It’s a genuine quote from something Marx wrote, the ending of this article from November 1848:
https://www.marxists.org/archive/marx/works/1848/11/06.htm
As can be seen, Marx was commenting on the suppression of the bourgeois revolution against feudal and dynastic rule in Austria following defeats elsewhere in Europe, all due in his opinion to the timidity, cowardice and betrayal of the bourgeoisie itself.
He was making the point that a successful bourgeois revolution to establish the rule of the capitalist class would have to do what a part of the bourgeoisie in France had done in 1793-4 under Robespierre and the others.
In other words, he was talking about the bourgeois revolution not the socialist revolution, the coming to power of the capitalist class not the working class.
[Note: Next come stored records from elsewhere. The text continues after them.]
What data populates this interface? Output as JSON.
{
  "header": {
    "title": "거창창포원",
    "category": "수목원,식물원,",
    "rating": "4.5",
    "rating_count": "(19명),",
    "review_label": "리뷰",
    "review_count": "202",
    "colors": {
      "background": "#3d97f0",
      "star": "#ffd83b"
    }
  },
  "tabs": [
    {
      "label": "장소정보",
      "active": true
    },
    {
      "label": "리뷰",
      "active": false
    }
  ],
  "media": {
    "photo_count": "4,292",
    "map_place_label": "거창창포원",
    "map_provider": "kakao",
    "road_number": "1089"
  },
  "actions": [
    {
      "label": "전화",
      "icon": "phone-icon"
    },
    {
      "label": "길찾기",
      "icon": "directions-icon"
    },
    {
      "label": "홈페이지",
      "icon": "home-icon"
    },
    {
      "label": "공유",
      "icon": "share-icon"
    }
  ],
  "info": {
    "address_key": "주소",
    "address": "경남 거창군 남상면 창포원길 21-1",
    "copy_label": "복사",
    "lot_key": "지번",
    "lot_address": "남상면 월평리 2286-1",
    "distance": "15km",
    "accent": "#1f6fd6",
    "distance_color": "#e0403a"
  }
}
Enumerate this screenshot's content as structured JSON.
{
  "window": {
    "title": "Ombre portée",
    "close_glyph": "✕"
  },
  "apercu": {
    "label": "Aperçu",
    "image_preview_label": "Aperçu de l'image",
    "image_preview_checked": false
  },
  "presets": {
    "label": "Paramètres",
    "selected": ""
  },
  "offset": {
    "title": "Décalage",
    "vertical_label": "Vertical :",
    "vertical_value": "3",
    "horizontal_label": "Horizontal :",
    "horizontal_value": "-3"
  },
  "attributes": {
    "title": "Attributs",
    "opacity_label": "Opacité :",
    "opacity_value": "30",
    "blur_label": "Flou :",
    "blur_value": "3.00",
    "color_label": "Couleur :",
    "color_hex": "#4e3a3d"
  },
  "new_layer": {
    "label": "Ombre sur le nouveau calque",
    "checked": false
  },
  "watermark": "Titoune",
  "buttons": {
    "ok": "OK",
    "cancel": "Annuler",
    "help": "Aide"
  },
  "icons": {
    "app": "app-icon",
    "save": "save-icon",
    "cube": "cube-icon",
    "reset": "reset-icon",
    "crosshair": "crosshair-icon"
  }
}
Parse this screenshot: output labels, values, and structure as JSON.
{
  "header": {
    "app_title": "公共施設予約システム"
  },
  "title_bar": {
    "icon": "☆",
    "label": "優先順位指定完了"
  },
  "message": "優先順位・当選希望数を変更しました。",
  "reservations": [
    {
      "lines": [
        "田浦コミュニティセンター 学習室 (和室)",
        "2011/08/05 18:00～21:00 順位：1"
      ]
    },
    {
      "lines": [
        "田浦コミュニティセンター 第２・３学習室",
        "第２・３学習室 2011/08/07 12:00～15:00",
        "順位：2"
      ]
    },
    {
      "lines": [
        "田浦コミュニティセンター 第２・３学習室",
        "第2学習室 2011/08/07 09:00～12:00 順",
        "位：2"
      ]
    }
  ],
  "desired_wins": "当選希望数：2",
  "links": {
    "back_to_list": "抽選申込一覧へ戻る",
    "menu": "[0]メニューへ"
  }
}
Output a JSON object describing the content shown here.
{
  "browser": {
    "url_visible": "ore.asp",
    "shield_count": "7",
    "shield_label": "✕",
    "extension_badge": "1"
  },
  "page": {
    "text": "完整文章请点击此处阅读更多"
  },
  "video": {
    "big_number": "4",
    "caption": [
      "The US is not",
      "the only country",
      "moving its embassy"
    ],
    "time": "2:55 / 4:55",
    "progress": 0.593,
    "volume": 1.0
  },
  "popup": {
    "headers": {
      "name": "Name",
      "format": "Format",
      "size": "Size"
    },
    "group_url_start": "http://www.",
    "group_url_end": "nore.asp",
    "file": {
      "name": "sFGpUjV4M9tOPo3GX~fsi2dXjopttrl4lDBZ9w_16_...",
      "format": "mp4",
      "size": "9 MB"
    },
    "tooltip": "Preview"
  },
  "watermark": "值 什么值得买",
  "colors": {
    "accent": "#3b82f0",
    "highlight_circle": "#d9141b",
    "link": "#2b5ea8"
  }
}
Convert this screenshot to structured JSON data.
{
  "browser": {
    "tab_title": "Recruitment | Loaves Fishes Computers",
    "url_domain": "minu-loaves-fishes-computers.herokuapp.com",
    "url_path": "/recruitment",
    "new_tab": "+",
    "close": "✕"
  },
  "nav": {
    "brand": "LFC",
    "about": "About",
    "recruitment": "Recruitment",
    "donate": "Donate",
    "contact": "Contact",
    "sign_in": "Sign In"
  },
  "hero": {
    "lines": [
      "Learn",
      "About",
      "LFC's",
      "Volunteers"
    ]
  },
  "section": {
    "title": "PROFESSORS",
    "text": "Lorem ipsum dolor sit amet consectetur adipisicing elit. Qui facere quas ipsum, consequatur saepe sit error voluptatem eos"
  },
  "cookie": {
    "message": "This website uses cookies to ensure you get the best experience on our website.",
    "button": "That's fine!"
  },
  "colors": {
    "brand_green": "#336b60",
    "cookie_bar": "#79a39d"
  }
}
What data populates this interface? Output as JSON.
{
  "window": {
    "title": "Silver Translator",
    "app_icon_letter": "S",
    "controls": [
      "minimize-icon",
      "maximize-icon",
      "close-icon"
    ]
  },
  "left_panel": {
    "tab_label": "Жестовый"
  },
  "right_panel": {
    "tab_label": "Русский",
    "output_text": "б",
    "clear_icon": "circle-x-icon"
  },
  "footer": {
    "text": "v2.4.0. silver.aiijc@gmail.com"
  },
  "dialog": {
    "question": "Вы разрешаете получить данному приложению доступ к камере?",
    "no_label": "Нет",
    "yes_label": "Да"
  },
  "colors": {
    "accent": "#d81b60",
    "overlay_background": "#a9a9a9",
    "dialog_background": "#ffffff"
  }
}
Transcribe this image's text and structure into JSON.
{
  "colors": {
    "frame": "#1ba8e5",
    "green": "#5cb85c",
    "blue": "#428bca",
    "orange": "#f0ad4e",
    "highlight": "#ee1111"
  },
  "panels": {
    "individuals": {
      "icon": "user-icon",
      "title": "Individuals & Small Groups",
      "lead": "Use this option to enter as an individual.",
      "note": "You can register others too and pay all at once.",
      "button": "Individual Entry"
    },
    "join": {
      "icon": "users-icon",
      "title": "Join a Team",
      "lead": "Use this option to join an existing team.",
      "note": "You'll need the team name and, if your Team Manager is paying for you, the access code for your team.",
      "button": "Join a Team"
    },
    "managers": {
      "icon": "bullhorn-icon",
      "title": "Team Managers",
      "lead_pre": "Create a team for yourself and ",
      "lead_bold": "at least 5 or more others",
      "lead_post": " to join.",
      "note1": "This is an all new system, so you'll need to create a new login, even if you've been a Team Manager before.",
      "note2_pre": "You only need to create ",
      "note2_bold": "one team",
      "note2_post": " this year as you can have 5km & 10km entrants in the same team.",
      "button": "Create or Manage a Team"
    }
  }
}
He was, however, in favour of a bourgeois revolution in Germany including Austria as clearing the way for a “proletarian revolution” which he expected to rapidly follow.
It didn’t of course and neither revolution occurred. Marx later recognised that he had grossly over-rated the prospects of a proletarian revolution in 1848.
In the event the capitalist class didn’t gain full control of the state in Germany and Austria until after the end, and as a consequence of the First World War. Which was a festival of bloody violence if ever there was.
Later, in the 1870s. Marx spoke of the possibility in certain countries of the working class winning control of political power via the ballot box, though he expected a “slaveholders’ revolt” against this democratic decision to end capitalism by a section of the capitalist class which would have to be suppressed.